Jokowi Sebut Ambil Alih Freeport Tak Mudah: Ada Intrik Politik

Andhika Prasetia - detikNews
Jokowi Sebut Ambil Alih Freeport Tak Mudah: Ada Intrik Politik Presiden Jokowi (Andhika Prasetya/detikcom)
Jakarta - Presiden Joko Widodo (Jokowi) berbicara sulitnya mengambil alih saham PT Freeport sebesar 51 persen. Ada tekanan dan intrik politik di baliknya.

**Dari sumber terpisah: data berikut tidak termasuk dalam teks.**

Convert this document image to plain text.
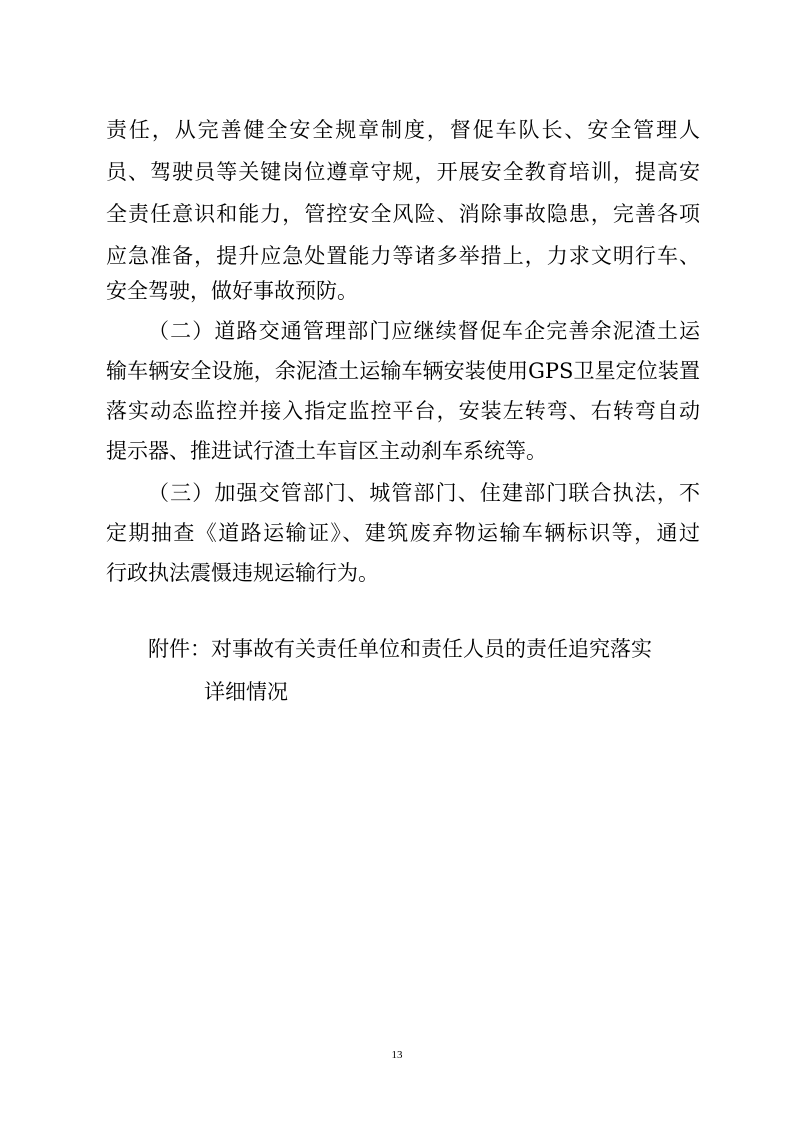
责任，从完善健全安全规章制度，督促车队长、安全管理人
员、驾驶员等关键岗位遵章守规，开展安全教育培训，提高安
全责任意识和能力，管控安全风险、消除事故隐患，完善各项
应急准备，提升应急处置能力等诸多举措上，力求文明行车、
安全驾驶，做好事故预防。
（二）道路交通管理部门应继续督促车企完善余泥渣土运
输车辆安全设施，余泥渣土运输车辆安装使用GPS卫星定位装置
落实动态监控并接入指定监控平台，安装左转弯、右转弯自动
提示器、推进试行渣土车盲区主动刹车系统等。
（三）加强交管部门、城管部门、住建部门联合执法，不
定期抽查《道路运输证》、建筑废弃物运输车辆标识等，通过
行政执法震慑违规运输行为。
附件：对事故有关责任单位和责任人员的责任追究落实
详细情况
13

"Dipikir ambil alih Freeport barang gampang? Kalau mudah dan gampang, sudah diambil alih dari dulu. Saya kira para ulama tahu kita berhadapan dengan siapa. Dipikir tidak ada intrik politik yang menekan kita dari depan-belakang? Untungnya saya kurus," ujar Jokowi dalam acara silaturahmi dengan kiai dan habib se-Jadetabek di Istana Negara, Jalan Medan Merdeka Utara, Jakarta Pusat, Kamis (7/2/2019).

Jokowi menyebut selama 4 tahun pemerintah melakukan negosiasi divestasi saham PT Freeport. Perintah tersebut disampaikan secara tegas kepada menterinya.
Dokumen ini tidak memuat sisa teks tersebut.